A propos des "concessions" que devrait faire ou pas Israël, Gideon Levy intervient dans Haaretz pour rétablir les faits et demander que l’on parle de "restitution" de la part du "voleur" et que l’on pose enfin la question de l’insupportable immoralité de l’occupation.

En Israël, le discours public est momentanément sorti de sa torpeur : « Donner, ou ne pas donner ? », telle est la question shakespearienne, « faire, ou ne pas faire de concessions ? »

Qu’il est bon de voir ainsi se manifester ce premier signe de vie : rien que pour cela, il valait la peine d’aller à Annapolis. Mais ce discours est à la fois perverti et dépourvu de fondement. Il n’est pas demandé à Israël de « donner » quoi que ce soit aux Palestiniens, mais de restituer. De leur rendre leur terre qui a été volée, leur honneur qui a été piétiné, en même temps que des droits humains élémentaires et l’humanité qu’ils ont perdue à nos yeux. C’est là la question centrale, première, la seule à mériter ce titre, et dont personne ne parle plus.

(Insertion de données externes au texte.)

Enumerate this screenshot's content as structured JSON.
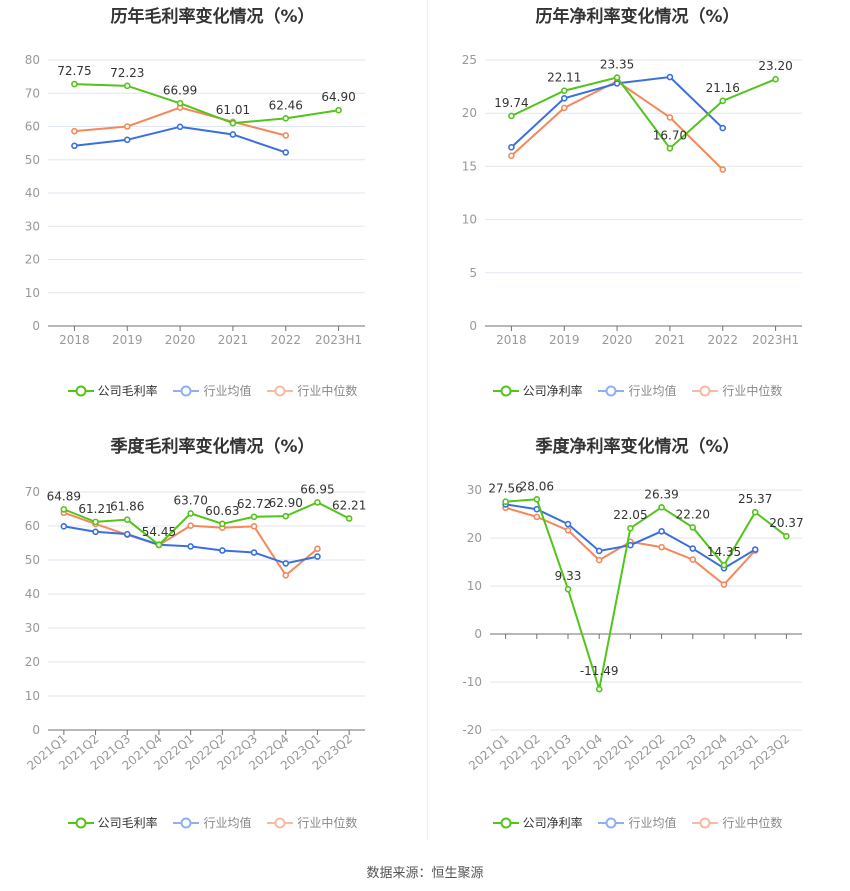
{
  "colors": {
    "company": "#52c41a",
    "avg": "#3a6fe0",
    "median": "#f6875a",
    "legend_avg": "#8fb0f0",
    "legend_median": "#f9b9a0"
  },
  "legend": {
    "company_gross": "公司毛利率",
    "company_net": "公司净利率",
    "avg": "行业均值",
    "median": "行业中位数"
  },
  "footer": "数据来源：恒生聚源",
  "chart_data": [
    {
      "type": "line",
      "title": "历年毛利率变化情况（%）",
      "categories": [
        "2018",
        "2019",
        "2020",
        "2021",
        "2022",
        "2023H1"
      ],
      "ylim": [
        0,
        80
      ],
      "yticks": [
        "0",
        "10",
        "20",
        "30",
        "40",
        "50",
        "60",
        "70",
        "80"
      ],
      "series": [
        {
          "name": "公司毛利率",
          "values": [
            72.75,
            72.23,
            66.99,
            61.01,
            62.46,
            64.9
          ],
          "labels": [
            "72.75",
            "72.23",
            "66.99",
            "61.01",
            "62.46",
            "64.90"
          ]
        },
        {
          "name": "行业均值",
          "values": [
            54.2,
            56.0,
            59.9,
            57.6,
            52.2,
            null
          ]
        },
        {
          "name": "行业中位数",
          "values": [
            58.6,
            60.0,
            65.7,
            61.4,
            57.3,
            null
          ]
        }
      ]
    },
    {
      "type": "line",
      "title": "历年净利率变化情况（%）",
      "categories": [
        "2018",
        "2019",
        "2020",
        "2021",
        "2022",
        "2023H1"
      ],
      "ylim": [
        0,
        25
      ],
      "yticks": [
        "0",
        "5",
        "10",
        "15",
        "20",
        "25"
      ],
      "series": [
        {
          "name": "公司净利率",
          "values": [
            19.74,
            22.11,
            23.35,
            16.7,
            21.16,
            23.2
          ],
          "labels": [
            "19.74",
            "22.11",
            "23.35",
            "16.70",
            "21.16",
            "23.20"
          ]
        },
        {
          "name": "行业均值",
          "values": [
            16.8,
            21.4,
            22.8,
            23.4,
            18.6,
            null
          ]
        },
        {
          "name": "行业中位数",
          "values": [
            16.0,
            20.5,
            23.0,
            19.6,
            14.7,
            null
          ]
        }
      ]
    },
    {
      "type": "line",
      "title": "季度毛利率变化情况（%）",
      "categories": [
        "2021Q1",
        "2021Q2",
        "2021Q3",
        "2021Q4",
        "2022Q1",
        "2022Q2",
        "2022Q3",
        "2022Q4",
        "2023Q1",
        "2023Q2"
      ],
      "ylim": [
        0,
        70
      ],
      "yticks": [
        "0",
        "10",
        "20",
        "30",
        "40",
        "50",
        "60",
        "70"
      ],
      "series": [
        {
          "name": "公司毛利率",
          "values": [
            64.89,
            61.21,
            61.86,
            54.45,
            63.7,
            60.63,
            62.72,
            62.9,
            66.95,
            62.21
          ],
          "labels": [
            "64.89",
            "61.21",
            "61.86",
            "54.45",
            "63.70",
            "60.63",
            "62.72",
            "62.90",
            "66.95",
            "62.21"
          ]
        },
        {
          "name": "行业均值",
          "values": [
            59.9,
            58.3,
            57.6,
            54.5,
            54.0,
            52.8,
            52.2,
            49.0,
            51.0,
            null
          ]
        },
        {
          "name": "行业中位数",
          "values": [
            63.9,
            60.6,
            57.4,
            54.4,
            60.1,
            59.5,
            59.9,
            45.5,
            53.3,
            null
          ]
        }
      ]
    },
    {
      "type": "line",
      "title": "季度净利率变化情况（%）",
      "categories": [
        "2021Q1",
        "2021Q2",
        "2021Q3",
        "2021Q4",
        "2022Q1",
        "2022Q2",
        "2022Q3",
        "2022Q4",
        "2023Q1",
        "2023Q2"
      ],
      "ylim": [
        -20,
        30
      ],
      "yticks": [
        "-20",
        "-10",
        "0",
        "10",
        "20",
        "30"
      ],
      "series": [
        {
          "name": "公司净利率",
          "values": [
            27.56,
            28.06,
            9.33,
            -11.49,
            22.05,
            26.39,
            22.2,
            14.35,
            25.37,
            20.37
          ],
          "labels": [
            "27.56",
            "28.06",
            "9.33",
            "-11.49",
            "22.05",
            "26.39",
            "22.20",
            "14.35",
            "25.37",
            "20.37"
          ]
        },
        {
          "name": "行业均值",
          "values": [
            27.0,
            26.0,
            22.9,
            17.3,
            18.5,
            21.4,
            17.8,
            13.7,
            17.6,
            null
          ]
        },
        {
          "name": "行业中位数",
          "values": [
            26.3,
            24.4,
            21.6,
            15.4,
            19.2,
            18.1,
            15.5,
            10.3,
            17.4,
            null
          ]
        }
      ]
    }
  ]
}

Nul ne parle plus de moralité. La justice est, elle aussi, une notion archaïque, un tabou qui a été délibérément écarté de toutes les discussions. Deux millions et demi de personnes, agriculteurs, commerçants, avocats, chauffeurs, adolescentes rêveuses et jeunes gars amourachés, vieillards, femmes et enfants, et avec eux aussi, oui, des combattants qui luttent pour une cause juste par des moyens violents, tous vivent depuis 40 ans sous une botte brutale – et dans nos cafés et nos conversations de salon, on parle de « donner ou ne pas donner ».

Juristes, philosophes, écrivains, professeurs, intellectuels et rabbins, tous férus d’éthique, prennent part à ce discours perverti. Que raconteront-ils, un jour, à leurs enfants, quand enfin l’occupation sera devenue un cauchemar du passé, à propos de cette période où ils avaient de l’influence ?

Des étudiants israéliens se trouvent aux checkpoints, dans le cadre de leur service de réservistes, à trancher des destins avec brutalité et cruauté, puis ils retournent, pour une partie d’entre eux, à leurs cours sur l’éthique, à l’université. Des intellectuels diffusent des pétitions, « faire ou ne pas faire de concessions ? », oubliant l’essentiel. Des débats houleux ont lieu à propos de la corruption, pour savoir si Olmert est corrompu et sur l’atteinte au statut de la Cour suprême, mais on ne s’occupe pas de la première question en importance : n’est-il pas vrai que l’occupation est la plus grande, la plus terrible corruption à s’être répandue ici, couvrant tout le reste de son ombre ?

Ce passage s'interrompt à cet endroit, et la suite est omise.